Section 152(2) of the Act stipulates that a business rescue plan must receive at least 75% of the creditors’ voting interests of creditors present at the meeting to be adopted. A key aspect of this provision is to determine who qualifies as a “creditor” with voting rights.
The Act, however, has no definition for the word “creditor”, which the learned Judge highlighted as a concern, and which meant the question had to be answered by an act of judicial interpretation. The court found that, evaluated as a whole, chapter 6 of the Act did not intend voting rights under section 152 to apply to post-commencement creditors.
The court was of the view that allowing post-commencement creditors to vote could lead to potential manipulations of the business-rescue process by entities that might not have actual, long-term stakes in the company’s survival.
It was determined that the intention behind the Act is to protect the company from liquidation and to ensure its survival, which might be compromised if newer creditors could influence the outcome of rescue plans disproportionately.
There is no doubt that post-commencement finance is (and will remain) of cardinal importance in business rescue by providing fast-tracked funding at critical stages when very few other finances are willing to do so. Up until now, post-commencement funders have relied on and understood that their post-commencement claims will rank above all unsecured claims and that they will be able to vote on a business rescue plan.

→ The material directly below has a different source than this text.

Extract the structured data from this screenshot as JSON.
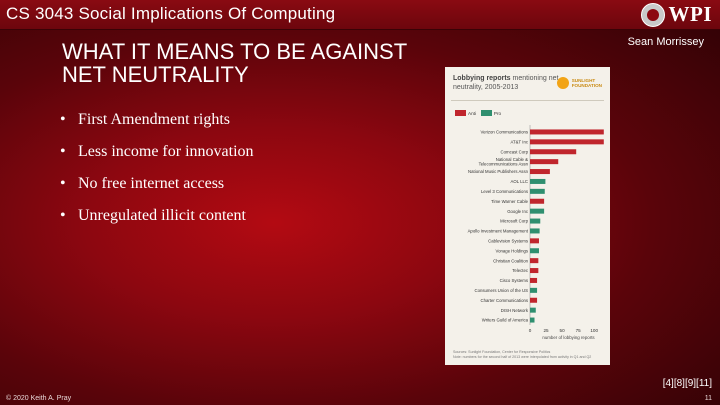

The judgment may very well cause hesitancy for post commencement financiers who might need to consider alternative measures to safeguard their investments in companies under business rescue. This hesitancy or possible decline in post-commencement financing may potentially lead to exactly what the learned Judge was attempting to avoid—company’s in business rescue entering liquidation The matter has been taken on appeal and will need to be closely monitored by post commencement creditors and business rescue practitioners.
The ability of post-commencement financiers to vote on a plan hangs in the balance, as chapter 6 of the Act continues to be ironed out by judicial interpretation. Understanding the nuances of who gets to vote on rescue plans is crucial for navigating this complex area.